El cerebro, ese magnífico producto de la evolución, infrautilizado en la mayor parte de las ocasiones, creador y gestor de las más maravillosas obras del ser humano, así como de las más aberrantes y atroces barbaries. El Dios y Diablo de la Humanidad. Porque, y aquí me permitirán este comentario del que no pienso disculparme, no necesitamos subcontratar dioses ni demonios para achacar bendiciones o maldades a la pura y dura gestión de nuestras armas de destrucción masiva portátiles, nuestras propias voluntades gestionadas por un cerebro de bestia o angel que todos somos  y llevamos dentro.
Ya se me ha ido la “pinza”, más vale que recupere mi hilo argumental sin tantas zarandajas filosóficas.

La cuestión técnica.
Volviendo a un enfoque pragmático, debemos educarnos como seres humanos y profesionales para poder utilizar armas, tácticas y procedimientos potencialmente letales con un mínimo de criterios, tanto éticos como técnicos, pero sobre todo con la capacidad de evolución y mejora. Si consideramos las armas como meras herramientas está claro que la capacidad de utilizarlas con eficacia y precisión es fundamental. Ahora bien, ceñir el desempeño profesional desde el punto de vista únicamente de las habilidades físicas, equivale a definir que cualquier tirador deportivo que realice tiradas del tipo 10 “dieces”, es el mejor profesional posible, ya sea policía, oficial de Protección u otros.
Permítanme hacer otra comparación más gráfica. Piensen en tres equipos profesiionales, uno policial, otro militar y un tercero protección diplomática. Cada uno de ellos necesita de un conductor experto para las “tareas” específicas  de cada equipo, y además acorde con el equipo y vehículos de los que dispongan. Ahora piensen en otra línea, ¿a quien contratar? Obviamente los mejores pilotos son los de Fórmula 1 o de rallies, no creo que nadie dude de ello. Pero ¿son los mejor capacitados para las funciones y técnicas a implementar con cada uno de los equipos que comento? Sin duda no. Correr sobre pista cerrada o itinerario delimitado, no es lo mismo que realizar maniobras ofensivas y defensivas con un vehículo, blindado o no, entre el tráfico de una ciudad, y no hablemos de hacerlo con la equipación completa de un agente de policia o un militar.

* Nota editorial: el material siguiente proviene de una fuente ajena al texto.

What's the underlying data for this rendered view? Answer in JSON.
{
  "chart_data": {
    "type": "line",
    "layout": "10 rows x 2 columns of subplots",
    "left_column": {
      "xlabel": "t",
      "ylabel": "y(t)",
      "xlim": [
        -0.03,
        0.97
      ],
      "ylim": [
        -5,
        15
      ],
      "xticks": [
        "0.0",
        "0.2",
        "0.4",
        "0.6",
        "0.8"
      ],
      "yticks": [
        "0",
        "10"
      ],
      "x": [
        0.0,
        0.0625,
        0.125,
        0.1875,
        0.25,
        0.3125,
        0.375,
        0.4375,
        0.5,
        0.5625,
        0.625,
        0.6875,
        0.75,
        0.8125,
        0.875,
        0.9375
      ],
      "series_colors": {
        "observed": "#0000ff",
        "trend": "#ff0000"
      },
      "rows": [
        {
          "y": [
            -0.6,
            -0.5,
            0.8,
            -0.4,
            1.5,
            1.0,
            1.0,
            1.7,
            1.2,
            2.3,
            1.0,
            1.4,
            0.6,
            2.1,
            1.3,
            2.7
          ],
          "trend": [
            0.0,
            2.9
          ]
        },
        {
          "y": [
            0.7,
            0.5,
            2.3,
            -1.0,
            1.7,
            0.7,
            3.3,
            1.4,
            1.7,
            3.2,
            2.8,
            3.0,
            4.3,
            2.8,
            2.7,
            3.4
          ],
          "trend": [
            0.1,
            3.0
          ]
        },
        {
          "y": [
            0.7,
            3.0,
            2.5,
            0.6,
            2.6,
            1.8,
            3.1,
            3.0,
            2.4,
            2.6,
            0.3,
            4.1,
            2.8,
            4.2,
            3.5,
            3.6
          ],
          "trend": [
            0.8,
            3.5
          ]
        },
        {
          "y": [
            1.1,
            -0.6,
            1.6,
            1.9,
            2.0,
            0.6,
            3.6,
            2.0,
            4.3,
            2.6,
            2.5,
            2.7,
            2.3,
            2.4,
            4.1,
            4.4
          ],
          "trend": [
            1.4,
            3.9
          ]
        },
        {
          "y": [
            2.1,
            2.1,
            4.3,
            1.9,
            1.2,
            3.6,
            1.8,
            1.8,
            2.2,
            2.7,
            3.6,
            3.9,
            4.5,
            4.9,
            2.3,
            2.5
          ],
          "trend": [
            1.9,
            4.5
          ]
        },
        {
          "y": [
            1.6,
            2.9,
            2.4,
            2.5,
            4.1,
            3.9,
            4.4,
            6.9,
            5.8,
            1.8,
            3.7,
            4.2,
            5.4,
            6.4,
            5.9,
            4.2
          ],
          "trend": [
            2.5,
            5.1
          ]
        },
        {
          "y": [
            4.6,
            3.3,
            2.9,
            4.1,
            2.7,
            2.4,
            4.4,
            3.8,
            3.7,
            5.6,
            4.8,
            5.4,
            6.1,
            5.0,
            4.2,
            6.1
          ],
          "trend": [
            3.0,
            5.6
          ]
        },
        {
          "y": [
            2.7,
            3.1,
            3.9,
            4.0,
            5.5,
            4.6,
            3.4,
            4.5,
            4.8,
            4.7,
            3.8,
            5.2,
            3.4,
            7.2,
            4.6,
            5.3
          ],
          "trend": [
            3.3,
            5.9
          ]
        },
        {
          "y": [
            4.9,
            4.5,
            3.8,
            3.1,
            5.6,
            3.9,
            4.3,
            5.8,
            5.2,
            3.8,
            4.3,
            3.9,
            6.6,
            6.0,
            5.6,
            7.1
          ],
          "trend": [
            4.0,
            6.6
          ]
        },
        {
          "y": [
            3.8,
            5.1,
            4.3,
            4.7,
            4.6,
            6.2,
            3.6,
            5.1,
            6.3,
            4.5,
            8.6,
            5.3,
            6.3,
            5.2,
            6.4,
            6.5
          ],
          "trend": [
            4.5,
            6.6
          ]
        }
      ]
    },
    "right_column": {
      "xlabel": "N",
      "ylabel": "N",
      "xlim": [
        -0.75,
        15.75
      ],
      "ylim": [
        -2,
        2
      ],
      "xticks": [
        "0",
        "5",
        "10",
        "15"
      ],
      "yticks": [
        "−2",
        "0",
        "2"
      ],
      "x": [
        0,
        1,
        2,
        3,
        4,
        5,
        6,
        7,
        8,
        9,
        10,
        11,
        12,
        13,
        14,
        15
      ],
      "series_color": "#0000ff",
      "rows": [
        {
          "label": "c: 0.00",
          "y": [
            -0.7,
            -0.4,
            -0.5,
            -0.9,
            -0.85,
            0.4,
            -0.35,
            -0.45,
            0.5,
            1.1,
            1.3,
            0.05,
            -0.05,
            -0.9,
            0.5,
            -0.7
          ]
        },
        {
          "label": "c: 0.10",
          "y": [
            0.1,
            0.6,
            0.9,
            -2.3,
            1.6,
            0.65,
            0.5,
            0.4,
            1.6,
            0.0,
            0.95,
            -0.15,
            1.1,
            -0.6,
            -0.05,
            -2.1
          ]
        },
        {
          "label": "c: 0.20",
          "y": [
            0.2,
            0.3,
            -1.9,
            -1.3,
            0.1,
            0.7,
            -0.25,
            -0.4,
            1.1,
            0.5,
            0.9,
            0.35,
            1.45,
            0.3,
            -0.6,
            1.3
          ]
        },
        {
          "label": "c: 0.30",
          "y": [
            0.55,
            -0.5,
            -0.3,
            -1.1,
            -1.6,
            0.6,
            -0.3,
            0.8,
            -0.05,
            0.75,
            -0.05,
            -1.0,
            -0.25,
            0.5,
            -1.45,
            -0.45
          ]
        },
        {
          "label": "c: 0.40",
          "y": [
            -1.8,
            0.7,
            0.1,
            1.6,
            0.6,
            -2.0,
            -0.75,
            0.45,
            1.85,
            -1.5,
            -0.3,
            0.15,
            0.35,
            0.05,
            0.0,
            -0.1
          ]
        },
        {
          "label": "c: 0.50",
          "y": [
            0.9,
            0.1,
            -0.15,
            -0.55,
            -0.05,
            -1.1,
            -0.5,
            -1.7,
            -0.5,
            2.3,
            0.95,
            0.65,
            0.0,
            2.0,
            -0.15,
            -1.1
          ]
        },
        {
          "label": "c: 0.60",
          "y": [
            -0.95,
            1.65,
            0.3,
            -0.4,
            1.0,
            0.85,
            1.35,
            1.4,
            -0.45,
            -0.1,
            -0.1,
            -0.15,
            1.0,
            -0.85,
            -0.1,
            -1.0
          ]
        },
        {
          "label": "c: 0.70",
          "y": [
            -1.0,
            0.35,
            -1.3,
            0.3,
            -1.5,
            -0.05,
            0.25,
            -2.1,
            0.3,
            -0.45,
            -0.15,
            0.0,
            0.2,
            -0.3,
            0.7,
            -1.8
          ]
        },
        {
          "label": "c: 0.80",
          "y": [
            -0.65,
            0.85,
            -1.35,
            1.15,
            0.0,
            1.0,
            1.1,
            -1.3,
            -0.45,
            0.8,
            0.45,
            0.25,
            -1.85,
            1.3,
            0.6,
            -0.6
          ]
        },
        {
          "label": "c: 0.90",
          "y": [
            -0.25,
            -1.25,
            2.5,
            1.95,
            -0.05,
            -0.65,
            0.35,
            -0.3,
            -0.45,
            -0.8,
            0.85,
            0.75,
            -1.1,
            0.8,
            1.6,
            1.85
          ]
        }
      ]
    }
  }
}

“Cada oveja con su pareja” dice el saber popular, que yo prefiero parafrasear como “cada lobo en su manada”. No les estaré diciendo nada nuevo si les reitero la importancia de tener claro las necesidades puntuales de cada especilización profesional. Muchos podemos portas armas, más las situaciones son tan distintas como profesiones, y dentro de cada profesión especialidad, y dentro de cada especialidad función particular, y dentro de cada función la condición personal de cada individuo.
Sin duda todo eso que describo me lleva a otro refrán muy conocido, “cada loco con su tema”. No pretendan aplicar normas fuera de un punto de vista que no sea el suyo, ya que será correcto desde ese punto y solo coincidirá en algunos otros de su vecino.
¿Recuerdan la fábula de los seis sabios ciegos y un elefante? ¿No? Permítanme repetirla.
En la Antigüedad, vivían seis sabios ciegos que pasaban las horas compitiendo entre ellos para ver quién era el más sabio. Exponían sus saberes y luego decidían entre todos quién era el más convincente.
Un día, discutiendo acerca de la forma exacta de un elefante, no conseguían ponerse de acuerdo. Como ninguno de ellos había tocado nunca uno, decidieron salir al día siguiente a la busca de un ejemplar, y así salir de dudas.
Puestos en fila, con las manos en los hombros de quien les precedía, emprendieron la marcha enfilando la senda que se adentraba en la selva. De pronto se dieron cuenta que estaban al lado de un gran elefante. Llenos de alegría, los seis sabios ciegos se felicitaron por su suerte. Finalmente podrían resolver el dilema.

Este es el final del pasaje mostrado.